Things to consider when deciding to allow or disallow work from home:

  • We lose people if we don’t let them work at home. But allowing some to work at home can be a demotivator for those you don’t trust to do it. It shouldn’t be a reward or retention tool. Some people aren’t good at it and shouldn’t be allowed to do it.
  • Kind of work matters - good with task oriented things, not so much with strategic shifts (politics discussed in the corridors, less well defined).
  • remote working is OK if everyone is remote and suffers the same pain, but not if only some are remote
  • No one size fits all - some people work very well alone, others don’t (even some who would like to work at home) - what are the characteristics?


Environments / techniques to help it work

  • Mutual respect and a shared goal
  • All about discipline - lost the ability to talk; people need to understand roles. On the other hand, Alistair Cockburn said "Discipline is a human emotive failure"
  • Must be motivated self starter types for it to work at home (not everyone is)
  • Can work well if previous relationships and community exist (e.g. Cincom hired all people they knew, but all over the world - part of the Smalltalk community)
  • Team should hang out on constant chat channels
  • Example: Used ichat to interview someone and turned over chat transcript to team
  • Sometimes fully distributed teams are unimpacted by all the rumors and corporate politics that makes them more productive - is keeping it from them dishonest? Some people like not knowing, others feel very paranoid and left out. Don’t you tell me what I need to know or not
  • Try to use phone more than email - increases communication bandwidth. Timezones are more of a problem.
  • How bring people into a distributed team?
  • More face to face contact at beginning
  • Get more familiar with each other
  • Better role definition
  • Get them involved in pairing
  • Somehow has to become part of what is happening
  • Need to build familiarity and trust. Perhaps having them together at the beginning for a set time.

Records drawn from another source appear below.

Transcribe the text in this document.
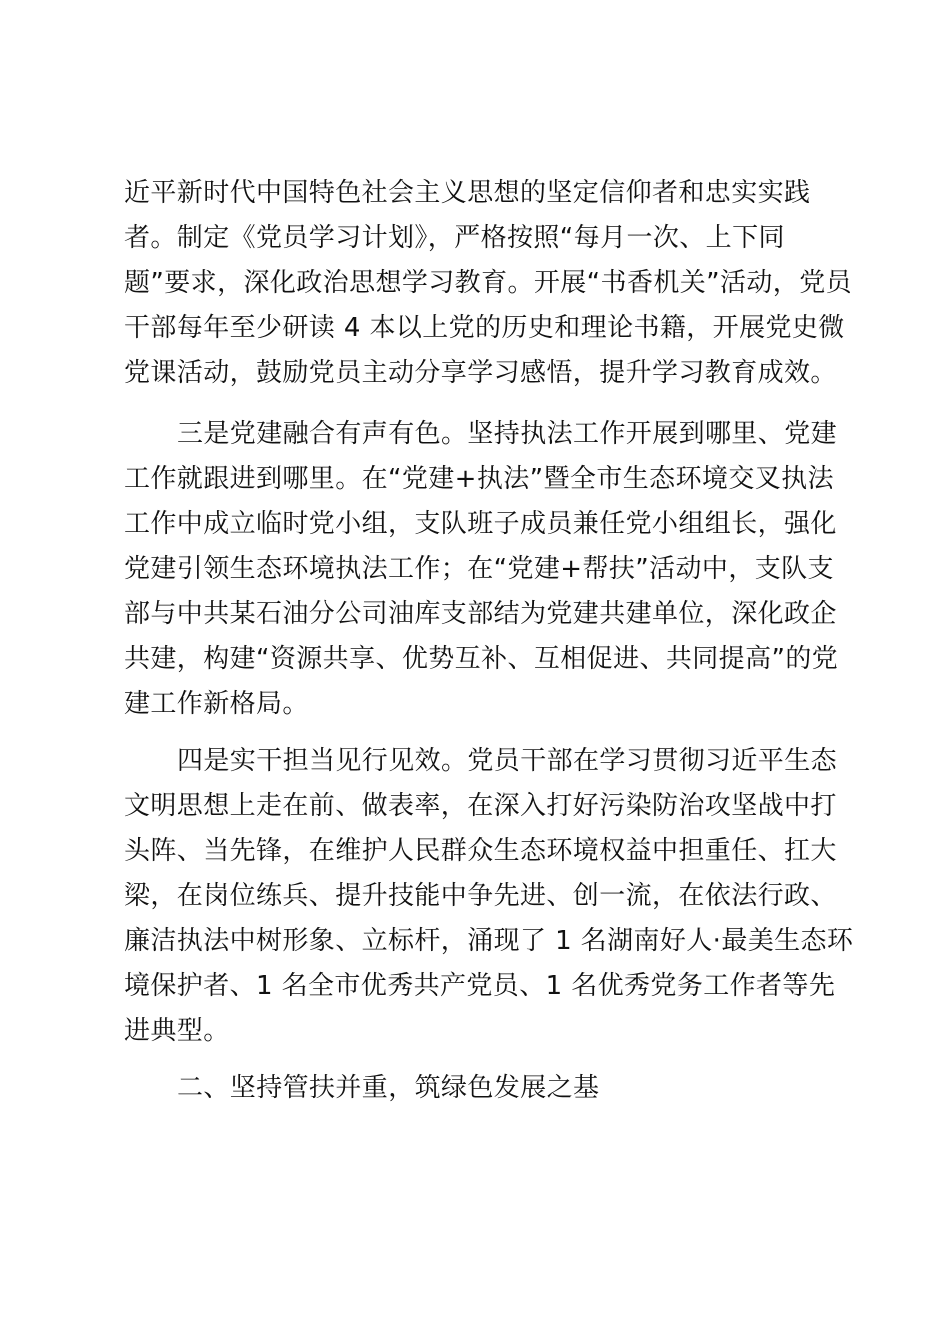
近平新时代中国特色社会主义思想的坚定信仰者和忠实实践
者。制定《党员学习计划》，严格按照“每月一次、上下同
题”要求，深化政治思想学习教育。开展“书香机关”活动，党员
干部每年至少研读 4 本以上党的历史和理论书籍，开展党史微
党课活动，鼓励党员主动分享学习感悟，提升学习教育成效。
三是党建融合有声有色。坚持执法工作开展到哪里、党建
工作就跟进到哪里。在“党建+执法”暨全市生态环境交叉执法
工作中成立临时党小组，支队班子成员兼任党小组组长，强化
党建引领生态环境执法工作；在“党建+帮扶”活动中，支队支
部与中共某石油分公司油库支部结为党建共建单位，深化政企
共建，构建“资源共享、优势互补、互相促进、共同提高”的党
建工作新格局。
四是实干担当见行见效。党员干部在学习贯彻习近平生态
文明思想上走在前、做表率，在深入打好污染防治攻坚战中打
头阵、当先锋，在维护人民群众生态环境权益中担重任、扛大
梁，在岗位练兵、提升技能中争先进、创一流，在依法行政、
廉洁执法中树形象、立标杆，涌现了 1 名湖南好人·最美生态环
境保护者、1 名全市优秀共产党员、1 名优秀党务工作者等先
进典型。
二、坚持管扶并重，筑绿色发展之基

  • Retrospectives - post partums meetings - after the project bring everyone in person to discuss what happened
  • Everyone needs to be on the phone, even if they are co-located; otherwise there's a separation between the insiders and the outsiders
  • Big difference between setting up specific distributed teams vs adding a few distributed members to a collocated team - those members feel like outsiders, disrespected
  • Cross Atlantic project - thing that killed it was new people joining and not meeting the rest
  • Agile processes - takes care of both the socialization and the discipline. Even in a distributed world - slight adjustment to practices - eg making the meetings cover more than high-level status - works. Call in each day, pairing up, constant online chat)

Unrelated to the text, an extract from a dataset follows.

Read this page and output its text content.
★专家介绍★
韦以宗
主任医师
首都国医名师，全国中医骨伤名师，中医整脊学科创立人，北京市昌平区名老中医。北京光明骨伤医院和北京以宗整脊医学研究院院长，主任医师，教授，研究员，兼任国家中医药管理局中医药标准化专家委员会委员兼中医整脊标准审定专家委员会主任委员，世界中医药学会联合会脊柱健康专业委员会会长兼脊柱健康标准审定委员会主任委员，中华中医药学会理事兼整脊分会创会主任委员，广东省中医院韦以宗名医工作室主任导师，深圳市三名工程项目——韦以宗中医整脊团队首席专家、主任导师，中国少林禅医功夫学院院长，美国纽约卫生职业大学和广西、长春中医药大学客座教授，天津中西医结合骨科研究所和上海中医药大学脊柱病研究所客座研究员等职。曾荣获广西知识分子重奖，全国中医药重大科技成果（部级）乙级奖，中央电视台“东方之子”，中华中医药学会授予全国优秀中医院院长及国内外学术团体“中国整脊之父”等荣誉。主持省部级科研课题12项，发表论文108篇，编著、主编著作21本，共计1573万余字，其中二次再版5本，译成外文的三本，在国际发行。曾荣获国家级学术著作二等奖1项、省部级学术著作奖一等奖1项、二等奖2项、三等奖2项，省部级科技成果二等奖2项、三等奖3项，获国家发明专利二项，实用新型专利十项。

  • Weekly video conference so much better for the whole team than a conf call for teams larger than 4 - in this case 2 teams - 2 rooms)
  • Skype and netmeeting
  • Need previous levels of shared culture and experience to make it work and bring people in
  • People at home tend to put in more hours than people in an office. (often 2-6 hours more). Pair programming really encourages intense working practices - especially in a distributed world where you feel guilty for leaving the other person hanging while you take a break. (and cant keep the conversation going on the break to the break room eg)
  • Standard meetings in distributed XP are longer to cover more, or keep an open IRC channel. In one company the open IRC channel was for gossip, work breaks, and they make a sub channel to do a specific piece of work. But IRC doesn’t follow you when you go get coffee.

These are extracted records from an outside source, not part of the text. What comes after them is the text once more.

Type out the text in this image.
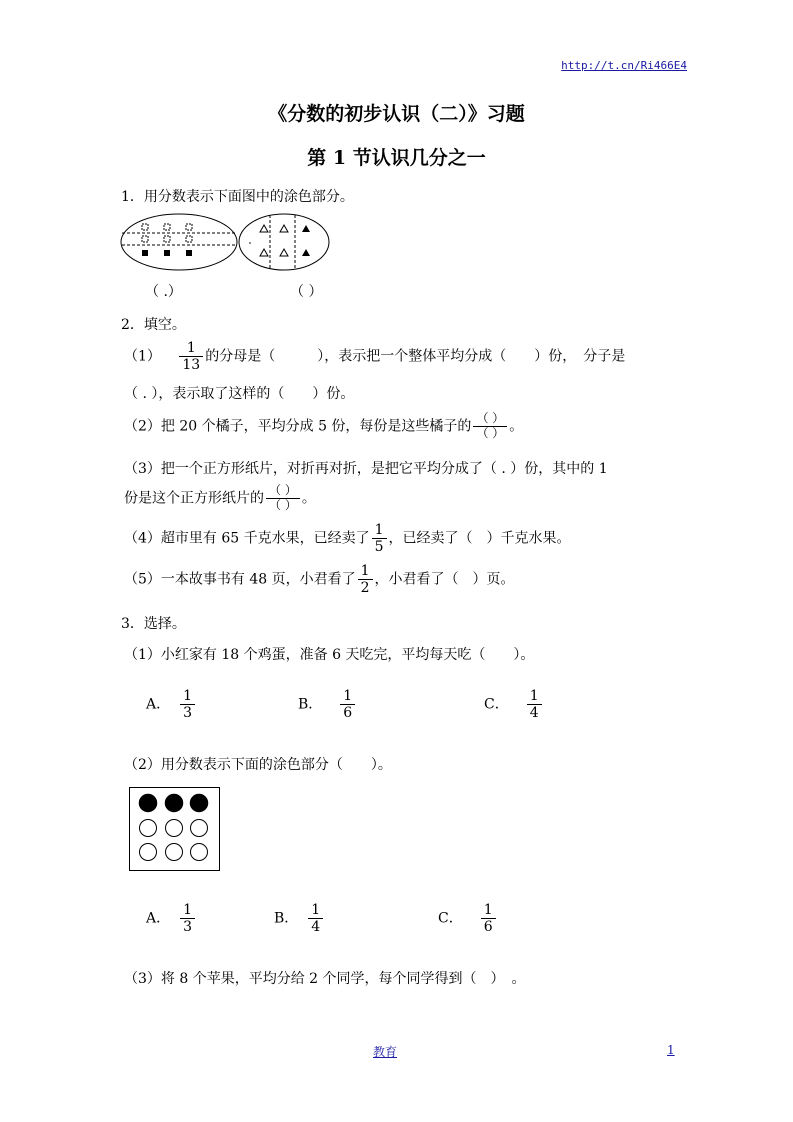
http://t.cn/Ri466E4
《分数的初步认识（二）》习题
第 1 节认识几分之一
1．用分数表示下面图中的涂色部分。
（ .）	（ ）
2．填空。
$(1) \frac{1}{13}$ 的分母是（　　　），表示把一个整体平均分成（　　）份，　分子是
（ . ），表示取了这样的（　　）份。
（2）把 20 个橘子，平均分成 5 份，每份是这些橘子的 $\frac{( )}{( )}$ 。
（3）把一个正方形纸片，对折再对折，是把它平均分成了（ . ）份，其中的 1
份是这个正方形纸片的 $\frac{( )}{( )}$ 。
（4）超市里有 65 千克水果，已经卖了 $\frac{1}{5}$ ，已经卖了（　）千克水果。
（5）一本故事书有 48 页，小君看了 $\frac{1}{2}$ ，小君看了（　）页。
3．选择。
（1）小红家有 18 个鸡蛋，准备 6 天吃完，平均每天吃（　　）。
A． $\frac{1}{3}$	B． $\frac{1}{6}$	C． $\frac{1}{4}$
（2）用分数表示下面的涂色部分（　　）。
A． $\frac{1}{3}$	B． $\frac{1}{4}$	C． $\frac{1}{6}$
（3）将 8 个苹果，平均分给 2 个同学，每个同学得到（　）　。
教育	1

  • Would like a collective kitchen so when you go to yours with your headset, someone else could go to theirs and you still talk casually
  • “Just because it’s a days work doesn’t mean it has to take more than an hour” Bruce’s son. Often much more productive at home, can get done in 4 hours what would take a day in the office.
  • A long term distributed team develops its own culture and habits
  • Technology works well if you have a team.